CTA FilSpec de Sherbrooke

Félix Delage-Laurin

« Il faudrait créer une loi pour obliger les entreprises en faillite de considérer la formule coopérative ! », s’exclame fermement Bernard Cournoyer. L’homme y connaît quelque chose. Il était président du syndicat des travailleurs de l’usine Cavalier Textiles, productrice de fils de toutes sortes, lorsque cette dernière, en 2002-2003, a déclarée faillite et s’est placée sous la protection de la Loi sur les créanciers. Lorsqu’on lui parle, on sent le caractère rassembleur, battant et dynamique de Bernard Cournoyer.

« On s’est dit, si personne ne veut racheter l’entreprise, pourquoi pas nous, les employés? ». Cournoyer s’est renseigné sur la formule CTA, la coopérative de travailleurs actionnaire, qui permet aux employés d’une entreprise d’acquérir un bloc d’actions et de devenir collectivement propriétaires de l’entreprise, en fonction du pourcentage d’actions acheté. « Dans notre cas, on a construit un plan d’affaires solide. On a trouvé un investisseur privé local, qui a cru dans notre tentative de sauver l’entreprise avec la formule CTA et qui a acheté 53% des actions. Desjardins Capital de Risque (DCR) a acheté 19,6% et un regroupement de cadres, composé des anciens cadres de Cavalier Textiles, a accepté d’acheter 13,7%. Il ne restait qu’à nous, les employés, d’acheter collectivement le 13,7% restant au moyen de la formule CTA. De cette façon, nous sauvions l’entreprise de la faillite et surtout, nous gardions nos emplois! ». La présentation du projet auprès des 200 travailleurs fut effectuée de façon très rigoureuse; 98% de ceux-ci ont entériné leur accord de fournir collectivement une mise de fonds de 250000$ nécessaire à l’obtention du prêt à DCR de 1500000$, valeur totale du bloc d’actions de 13,7%.

« Les gens qui travaillent ici font ça depuis qu’ils ont 16 ans. Si l’usine fermait, ils n’avaient rien devant eux. Il fallait quand même les convaincre de donner chacun 1000$ d’investissement pour partir la CTA et ensuite, qu’ils acceptent qu’à chaque paie, 5% soit retiré afin de contribuer à la CTA. Il n’y a rien de pire que de ne pas essayer, et on l’a essayé! », explique l’homme qui est aujourd’hui membre du conseil d’administration de la CTA FilSpec, qui sera finalement constituée en mai 2004.

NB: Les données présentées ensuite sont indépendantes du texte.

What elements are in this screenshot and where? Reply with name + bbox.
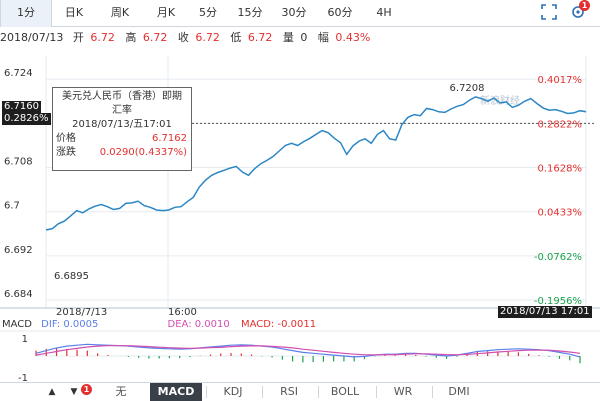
low-label: 低	[230, 31, 242, 44]
macd-dea: DEA: 0.0010	[167, 319, 230, 330]
tab-15min[interactable]: 15分	[237, 6, 263, 19]
tooltip-price-row: 价格 6.7162	[53, 132, 191, 146]
pct-tick-label: 0.4017%	[538, 75, 583, 86]
y-tick-label: 6.684	[4, 289, 33, 300]
fullscreen-icon-graphic	[541, 4, 557, 20]
tab-weekly-k[interactable]: 周K	[110, 6, 130, 19]
crosshair-time-label: 2018/07/13 17:01	[498, 306, 592, 318]
tab-separator	[262, 386, 263, 398]
tooltip-price-value: 6.7162	[152, 133, 187, 144]
tab-separator	[206, 386, 207, 398]
macd-legend: MACD DIF: 0.0005 DEA: 0.0010 MACD: -0.00…	[2, 318, 316, 332]
pct-tick-label: -0.0762%	[534, 252, 582, 263]
indicator-tab-bar: ▲ ▼ 1 无 MACD KDJ RSI BOLL WR DMI	[0, 382, 600, 401]
macd-value: MACD: -0.0011	[240, 319, 317, 330]
pct-tick-label: 0.0433%	[538, 208, 583, 219]
indicator-tab-kdj[interactable]: KDJ	[223, 385, 243, 398]
pct-tick-label: -0.1956%	[534, 296, 582, 307]
amplitude-value: 0.43%	[335, 31, 371, 44]
max-price-label: 6.7208	[450, 83, 485, 94]
indicator-tab-none[interactable]: 无	[115, 385, 127, 398]
timeframe-tab-bar: 1分 日K 周K 月K 5分 15分 30分 60分 4H 1	[0, 0, 600, 27]
notification-badge: 1	[579, 0, 590, 11]
tab-separator	[432, 386, 433, 398]
tooltip-title: 美元兑人民币（香港）即期汇率	[62, 91, 182, 116]
macd-dea-line	[35, 344, 581, 356]
settings-icon[interactable]	[570, 4, 588, 22]
tooltip-price-label: 价格	[56, 133, 76, 144]
fullscreen-icon[interactable]	[541, 4, 559, 22]
y-tick-label: 6.7	[4, 201, 20, 212]
amplitude-label: 幅	[317, 31, 329, 44]
indicator-tab-boll[interactable]: BOLL	[330, 385, 360, 398]
indicator-tab-dmi[interactable]: DMI	[448, 385, 470, 398]
y-tick-label: 6.708	[4, 157, 33, 168]
price-line	[45, 96, 587, 231]
tab-daily-k[interactable]: 日K	[64, 6, 84, 19]
crosshair-price-label: 6.7160	[2, 101, 41, 113]
macd-title: MACD	[2, 319, 32, 330]
arrow-up-icon[interactable]: ▲	[48, 387, 56, 397]
tab-separator	[318, 386, 319, 398]
open-label: 开	[72, 31, 84, 44]
volume-label: 量	[282, 31, 294, 44]
tab-4h[interactable]: 4H	[376, 6, 392, 19]
watermark-text: 新浪财经	[480, 94, 520, 107]
tooltip-time: 2018/07/13/五17:01	[72, 119, 172, 130]
tab-5min[interactable]: 5分	[199, 6, 217, 19]
macd-tick-pos: 1	[22, 334, 28, 345]
tab-monthly-k[interactable]: 月K	[156, 6, 176, 19]
tooltip-change-label: 涨跌	[56, 147, 76, 158]
tab-1min[interactable]: 1分	[0, 0, 52, 27]
pct-tick-label: 0.1628%	[538, 164, 583, 175]
macd-tick-neg: -1	[18, 373, 28, 384]
low-value: 6.72	[247, 31, 273, 44]
tooltip-change-value: 0.0290(0.4337%)	[99, 147, 187, 158]
settings-icon-graphic	[572, 6, 584, 18]
x-start-label: 2018/7/13	[56, 307, 107, 318]
tooltip-change-row: 涨跌 0.0290(0.4337%)	[53, 146, 191, 160]
min-price-label: 6.6895	[54, 271, 89, 282]
info-date: 2018/07/13	[0, 31, 64, 44]
macd-dif: DIF: 0.0005	[41, 319, 99, 330]
pct-tick-label: 0.2822%	[538, 119, 583, 130]
indicator-tab-macd[interactable]: MACD	[150, 383, 202, 401]
open-value: 6.72	[90, 31, 115, 44]
indicator-tab-rsi[interactable]: RSI	[280, 385, 298, 398]
y-tick-label: 6.692	[4, 245, 33, 256]
close-label: 收	[177, 31, 189, 44]
high-label: 高	[125, 31, 137, 44]
arrow-down-icon[interactable]: ▼	[70, 387, 78, 397]
volume-value: 0	[300, 31, 308, 44]
x-mid-label: 16:00	[168, 307, 197, 318]
y-tick-label: 6.724	[4, 68, 33, 79]
ohlc-info-bar: 2018/07/13 开 6.72 高 6.72 收 6.72 低 6.72 量…	[0, 28, 600, 48]
tab-60min[interactable]: 60分	[327, 6, 353, 19]
tab-30min[interactable]: 30分	[281, 6, 307, 19]
close-value: 6.72	[195, 31, 220, 44]
price-tooltip: 美元兑人民币（香港）即期汇率 2018/07/13/五17:01 价格 6.71…	[52, 87, 192, 171]
indicator-tab-wr[interactable]: WR	[393, 385, 413, 398]
indicator-badge: 1	[81, 384, 92, 395]
crosshair-pct-label: 0.2826%	[2, 113, 51, 125]
high-value: 6.72	[142, 31, 168, 44]
tab-separator	[376, 386, 377, 398]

Dix ans plus tard, le résultat est spectaculaire, malgré un passage difficile en 2004-2005, en raison de la mondialisation affectant le domaine du textile. « À l’époque, le gouvernement fédéral privilégiait de plus en plus l’importation du textile avec la Chine, notamment. Alors qu’avant, 50% de notre production était tournée vers la production de masse et 50% vers le fil spécialisé, nous avons dû faire un virage vers le fil spécialisé. Nous avons aussi fait les coupures nécessaires, en fermant notre siège social à Montréal, en coupant les salaires des employés de 10% et en abaissant de 5 % à 2 % le pourcentage de salaire demandé aux employés pour la CTA. »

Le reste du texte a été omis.